SummaryOxidative stress is known to have a major impact on human sperm function and, as a result, there is a need to develop sensitive methods for measuring reactive oxygen species (ROS) generation by these cells. A variety of techniques have been developed for this purpose including chemiluminescence (luminol and lucigenin), flow cytometry (MitoSOX Red, dihydroethidium, 4,5‐diaminofluorescein diacetate and 2′,7′‐dichlorodihydrofluorescein diacetate) and spectrophotometry (nitroblue tetrazolium). The relative sensitivity of these assays and their comparative ability to detect ROS generated in different subcellular compartments of human spermatozoa, have not previously been investigated. To address this issue, we have compared the performance of these assays when ROS generation was triggered with a variety of reagents including 2‐hydroxyestradiol, menadione, 4‐hydroxynonenal and arachidonic acid.
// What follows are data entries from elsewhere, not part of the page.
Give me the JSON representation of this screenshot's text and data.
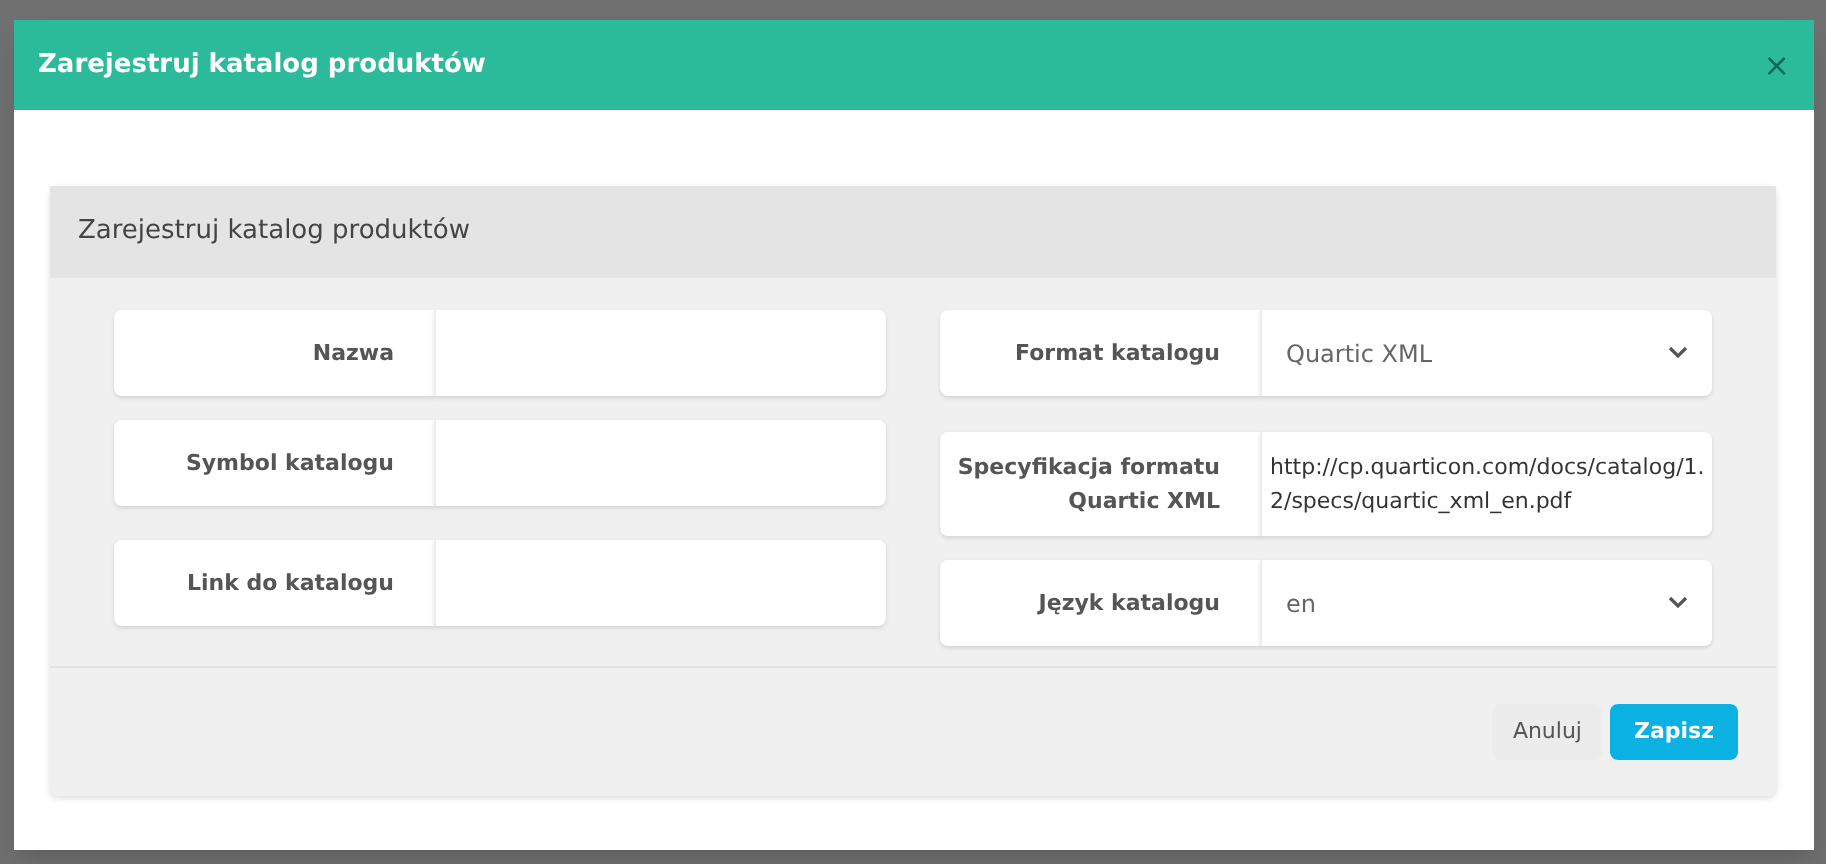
{
  "dialog": {
    "title": "Zarejestruj katalog produktów",
    "close": "×"
  },
  "panel": {
    "title": "Zarejestruj katalog produktów"
  },
  "left_fields": [
    {
      "kind": "text",
      "label": "Nazwa"
    },
    {
      "kind": "text",
      "label": "Symbol katalogu"
    },
    {
      "kind": "text",
      "label": "Link do katalogu"
    }
  ],
  "right_fields": [
    {
      "kind": "select",
      "label": "Format katalogu",
      "value": "Quartic XML"
    },
    {
      "kind": "static",
      "label": "Specyfikacja formatu Quartic XML",
      "value": "http://cp.quarticon.com/docs/catalog/1.2/specs/quartic_xml_en.pdf"
    },
    {
      "kind": "select",
      "label": "Język katalogu",
      "value": "en"
    }
  ],
  "buttons": [
    {
      "kind": "secondary",
      "label": "Anuluj"
    },
    {
      "kind": "primary",
      "label": "Zapisz"
    }
  ]
}
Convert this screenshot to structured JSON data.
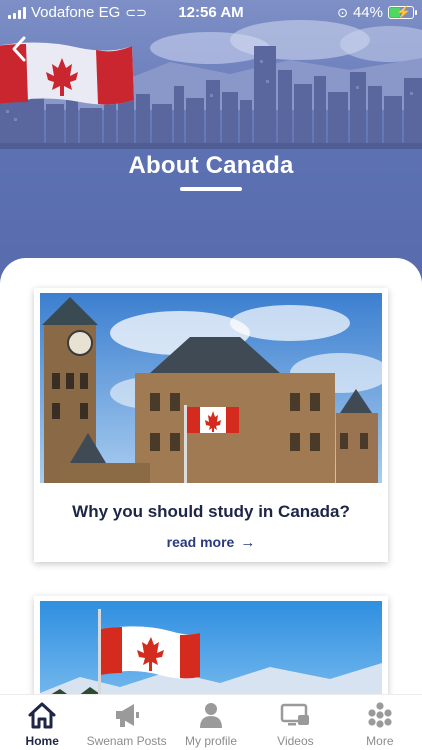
{
  "status_bar": {
    "carrier": "Vodafone EG",
    "time": "12:56 AM",
    "battery": "44%"
  },
  "header": {
    "title": "About Canada"
  },
  "cards": [
    {
      "title": "Why you should study in Canada?",
      "link_label": "read more"
    }
  ],
  "tabs": [
    {
      "label": "Home",
      "icon": "home-icon",
      "active": true
    },
    {
      "label": "Swenam Posts",
      "icon": "megaphone-icon",
      "active": false
    },
    {
      "label": "My profile",
      "icon": "user-icon",
      "active": false
    },
    {
      "label": "Videos",
      "icon": "video-icon",
      "active": false
    },
    {
      "label": "More",
      "icon": "dots-grid-icon",
      "active": false
    }
  ],
  "colors": {
    "hero_blue": "#6375b3",
    "title_navy": "#1d2647",
    "link_navy": "#2a3a7a",
    "flag_red": "#d52b1e"
  }
}
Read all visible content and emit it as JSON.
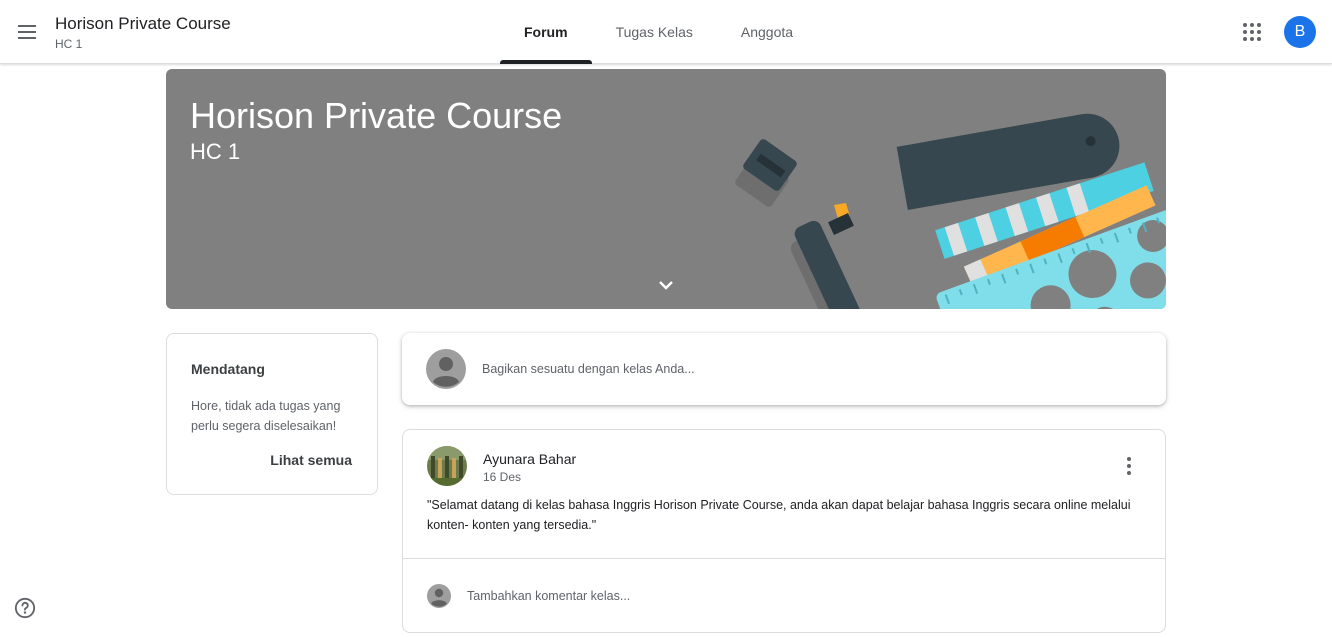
{
  "header": {
    "class_name": "Horison Private Course",
    "class_section": "HC 1",
    "tabs": [
      {
        "label": "Forum",
        "active": true
      },
      {
        "label": "Tugas Kelas",
        "active": false
      },
      {
        "label": "Anggota",
        "active": false
      }
    ],
    "avatar_initial": "B",
    "avatar_color": "#1a73e8",
    "icons": [
      "menu-icon",
      "apps-grid-icon"
    ]
  },
  "banner": {
    "title": "Horison Private Course",
    "subtitle": "HC 1",
    "background_color": "#808080",
    "icons": [
      "chevron-down-icon"
    ]
  },
  "upcoming": {
    "title": "Mendatang",
    "text": "Hore, tidak ada tugas yang perlu segera diselesaikan!",
    "link_label": "Lihat semua"
  },
  "share": {
    "placeholder": "Bagikan sesuatu dengan kelas Anda..."
  },
  "post": {
    "author": "Ayunara Bahar",
    "date": "16 Des",
    "body": "\"Selamat datang di kelas bahasa Inggris Horison Private Course, anda akan dapat belajar bahasa Inggris secara online melalui konten- konten yang tersedia.\"",
    "comment_placeholder": "Tambahkan komentar kelas...",
    "icons": [
      "more-vert-icon"
    ]
  },
  "footer": {
    "icons": [
      "help-icon"
    ]
  }
}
The results revealed that menadione predominantly induced release of ROS into the extracellular space where these metabolites could be readily detected by luminol‐peroxidase and, to a lesser extent, 2′,7′‐dichlorodihydrofluorescein. However, such sensitivity to extracellular ROS meant that these assays were particularly vulnerable to interference by leucocytes. The remaining reagents predominantly elicited ROS generation by the sperm mitochondria and could be optimally detected by MitoSOX Red and DHE. Examination of spontaneous ROS generation by defective human spermatozoa revealed that MitoSOX Red was the most effective indicator of oxidative stress, thereby emphasizing the general importance of mitochondrial dysregulation in the aetiology of defective sperm function.